Another way of measuring what people want is to ask them. Casselman cites a recent poll from the National Association of Home Builders showing that the vast majority of millennials would prefer to settle down in the suburbs. An official from the association told The Wall Street Journal, “While you are more likely to attract this generation than other generations to buy a condo or a house downtown, that is a relative term.” Still, relative matters, because it signifies a change.

The NAHB poll’s finding is atypical anyway. A poll taken last year by TransitCenter, a pro-public transit nonprofit, found that 32 percent of Americans younger than 30 say their ideal neighborhood is in a city, versus 16 percent of people 30 and older. And a large majority of millennials said their ideal neighborhood would have shops and businesses as well as houses. TransitCenter also found millennials were more likely than older people to ride public transit and to have delayed getting their driver’s license. The Pew Research Center found last year that 48 percent of Americans overall choose walkable urbanism over suburban sprawl when the options are actually described to them. Even though that isn’t a majority, accommodating anywhere near that large minority in urban environments would require major changes in our land use and transportation arrangements.

Without such changes, the undersupply of housing in desirable, walkable urban neighborhoods will continue causing prices to spike. That’s why we need new policies — loosened zoning restrictions to spur development of more market-rate housing and public investment to provide more subsidized housing — to welcome more residents into inner cities while restraining price increases.

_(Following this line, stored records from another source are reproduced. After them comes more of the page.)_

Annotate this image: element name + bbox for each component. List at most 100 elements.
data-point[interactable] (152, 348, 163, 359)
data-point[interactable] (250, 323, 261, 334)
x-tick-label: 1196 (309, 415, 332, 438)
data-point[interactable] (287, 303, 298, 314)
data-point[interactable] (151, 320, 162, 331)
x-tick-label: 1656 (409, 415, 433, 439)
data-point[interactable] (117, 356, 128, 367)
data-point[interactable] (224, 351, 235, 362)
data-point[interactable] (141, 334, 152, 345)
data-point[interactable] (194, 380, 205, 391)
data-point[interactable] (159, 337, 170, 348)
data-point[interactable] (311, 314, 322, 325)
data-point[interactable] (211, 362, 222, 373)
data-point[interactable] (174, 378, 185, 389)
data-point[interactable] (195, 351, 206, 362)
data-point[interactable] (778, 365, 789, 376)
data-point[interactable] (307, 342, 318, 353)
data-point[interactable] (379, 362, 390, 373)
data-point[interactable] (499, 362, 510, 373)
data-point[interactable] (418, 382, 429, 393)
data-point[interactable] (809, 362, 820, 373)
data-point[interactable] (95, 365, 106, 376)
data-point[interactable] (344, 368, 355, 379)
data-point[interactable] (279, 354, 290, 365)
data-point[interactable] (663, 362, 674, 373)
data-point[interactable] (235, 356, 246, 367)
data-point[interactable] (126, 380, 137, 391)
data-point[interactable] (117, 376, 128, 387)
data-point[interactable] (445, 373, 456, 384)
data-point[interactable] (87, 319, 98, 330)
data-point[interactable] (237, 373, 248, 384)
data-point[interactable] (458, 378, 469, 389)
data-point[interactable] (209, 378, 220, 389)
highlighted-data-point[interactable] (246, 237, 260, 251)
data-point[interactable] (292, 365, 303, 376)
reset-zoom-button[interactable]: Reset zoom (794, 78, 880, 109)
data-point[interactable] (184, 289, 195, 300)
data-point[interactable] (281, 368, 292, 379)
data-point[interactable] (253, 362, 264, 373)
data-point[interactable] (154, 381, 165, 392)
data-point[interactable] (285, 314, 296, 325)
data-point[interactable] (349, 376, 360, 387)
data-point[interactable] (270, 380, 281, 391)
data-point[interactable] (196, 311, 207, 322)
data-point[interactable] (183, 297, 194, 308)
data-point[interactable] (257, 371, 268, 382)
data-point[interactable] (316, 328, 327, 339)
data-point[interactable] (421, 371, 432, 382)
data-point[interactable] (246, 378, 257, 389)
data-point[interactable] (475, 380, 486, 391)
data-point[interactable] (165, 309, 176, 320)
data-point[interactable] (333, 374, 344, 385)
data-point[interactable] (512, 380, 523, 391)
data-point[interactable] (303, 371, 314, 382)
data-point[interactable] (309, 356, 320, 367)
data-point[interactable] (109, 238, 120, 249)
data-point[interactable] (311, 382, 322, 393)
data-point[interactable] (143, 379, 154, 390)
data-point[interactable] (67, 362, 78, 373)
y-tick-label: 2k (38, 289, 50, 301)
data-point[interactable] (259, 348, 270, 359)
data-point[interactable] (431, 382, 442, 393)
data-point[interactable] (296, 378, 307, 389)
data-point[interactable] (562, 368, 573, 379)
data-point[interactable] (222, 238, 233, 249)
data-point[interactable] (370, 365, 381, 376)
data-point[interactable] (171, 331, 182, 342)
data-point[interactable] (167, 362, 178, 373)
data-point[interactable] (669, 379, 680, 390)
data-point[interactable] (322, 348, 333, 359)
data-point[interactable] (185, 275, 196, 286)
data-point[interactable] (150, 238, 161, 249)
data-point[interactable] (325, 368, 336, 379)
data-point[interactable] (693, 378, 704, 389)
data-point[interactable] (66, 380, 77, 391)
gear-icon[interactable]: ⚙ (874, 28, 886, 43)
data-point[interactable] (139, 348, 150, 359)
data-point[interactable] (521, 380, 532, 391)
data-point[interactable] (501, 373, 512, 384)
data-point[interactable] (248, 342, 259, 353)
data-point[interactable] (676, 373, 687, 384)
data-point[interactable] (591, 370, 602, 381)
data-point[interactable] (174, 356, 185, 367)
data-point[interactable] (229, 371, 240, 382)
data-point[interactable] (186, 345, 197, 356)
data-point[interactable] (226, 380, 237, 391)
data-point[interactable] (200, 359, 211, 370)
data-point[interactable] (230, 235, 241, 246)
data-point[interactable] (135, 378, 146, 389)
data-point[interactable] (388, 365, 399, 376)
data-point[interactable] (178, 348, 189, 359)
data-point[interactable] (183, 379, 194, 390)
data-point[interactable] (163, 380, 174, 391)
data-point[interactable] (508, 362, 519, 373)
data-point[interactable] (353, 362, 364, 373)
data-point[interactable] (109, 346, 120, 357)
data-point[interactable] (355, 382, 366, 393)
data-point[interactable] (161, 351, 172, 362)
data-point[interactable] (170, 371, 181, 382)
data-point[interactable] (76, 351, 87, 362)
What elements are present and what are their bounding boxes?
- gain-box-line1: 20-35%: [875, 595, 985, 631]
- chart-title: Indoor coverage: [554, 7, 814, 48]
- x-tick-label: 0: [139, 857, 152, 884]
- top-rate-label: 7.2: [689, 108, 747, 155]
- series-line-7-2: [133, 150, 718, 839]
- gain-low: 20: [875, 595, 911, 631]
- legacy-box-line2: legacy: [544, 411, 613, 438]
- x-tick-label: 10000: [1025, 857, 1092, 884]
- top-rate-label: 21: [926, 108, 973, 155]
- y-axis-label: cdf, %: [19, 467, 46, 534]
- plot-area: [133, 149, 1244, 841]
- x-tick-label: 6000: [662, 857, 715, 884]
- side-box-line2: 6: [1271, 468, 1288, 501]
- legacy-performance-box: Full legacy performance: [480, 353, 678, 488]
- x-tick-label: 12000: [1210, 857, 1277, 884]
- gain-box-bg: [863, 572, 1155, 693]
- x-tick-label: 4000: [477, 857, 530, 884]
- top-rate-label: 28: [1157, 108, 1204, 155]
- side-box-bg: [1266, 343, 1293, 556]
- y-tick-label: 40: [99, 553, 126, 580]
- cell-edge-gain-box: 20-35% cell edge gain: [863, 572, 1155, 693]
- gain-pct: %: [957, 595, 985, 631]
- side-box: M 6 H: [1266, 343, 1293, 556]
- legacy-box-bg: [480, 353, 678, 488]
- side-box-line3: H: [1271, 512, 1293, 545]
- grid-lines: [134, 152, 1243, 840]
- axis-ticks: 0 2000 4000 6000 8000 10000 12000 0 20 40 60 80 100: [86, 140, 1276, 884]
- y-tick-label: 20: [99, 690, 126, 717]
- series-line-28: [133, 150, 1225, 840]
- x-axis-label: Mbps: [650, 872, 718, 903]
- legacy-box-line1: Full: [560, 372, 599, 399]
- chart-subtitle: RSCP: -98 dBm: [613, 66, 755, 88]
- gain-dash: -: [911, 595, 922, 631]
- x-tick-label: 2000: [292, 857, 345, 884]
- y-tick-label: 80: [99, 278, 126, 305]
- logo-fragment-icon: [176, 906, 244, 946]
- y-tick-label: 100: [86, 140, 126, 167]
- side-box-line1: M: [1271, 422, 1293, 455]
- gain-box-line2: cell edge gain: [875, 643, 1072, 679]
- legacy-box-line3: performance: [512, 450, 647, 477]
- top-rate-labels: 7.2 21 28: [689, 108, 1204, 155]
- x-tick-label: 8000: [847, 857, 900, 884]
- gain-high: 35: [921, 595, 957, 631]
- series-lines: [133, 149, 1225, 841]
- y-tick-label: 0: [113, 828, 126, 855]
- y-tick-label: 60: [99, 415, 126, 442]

The fact that a growing minority of Americans want to live in an urban environment presents an opportunity to lower our carbon footprint and increase economic and racial integration. But, again, that’s only if we get the housing and transportation policy responses right. Otherwise, many neighborhoods in hot cities will be populated just by the rich — with most young people priced out, and current low-income residents pushed out, relegated to the suburbs whether they want to be there or not. Not all millennials want to live in cities, but plenty of them do, as do increasing numbers of older people — so we’d better start planning accordingly.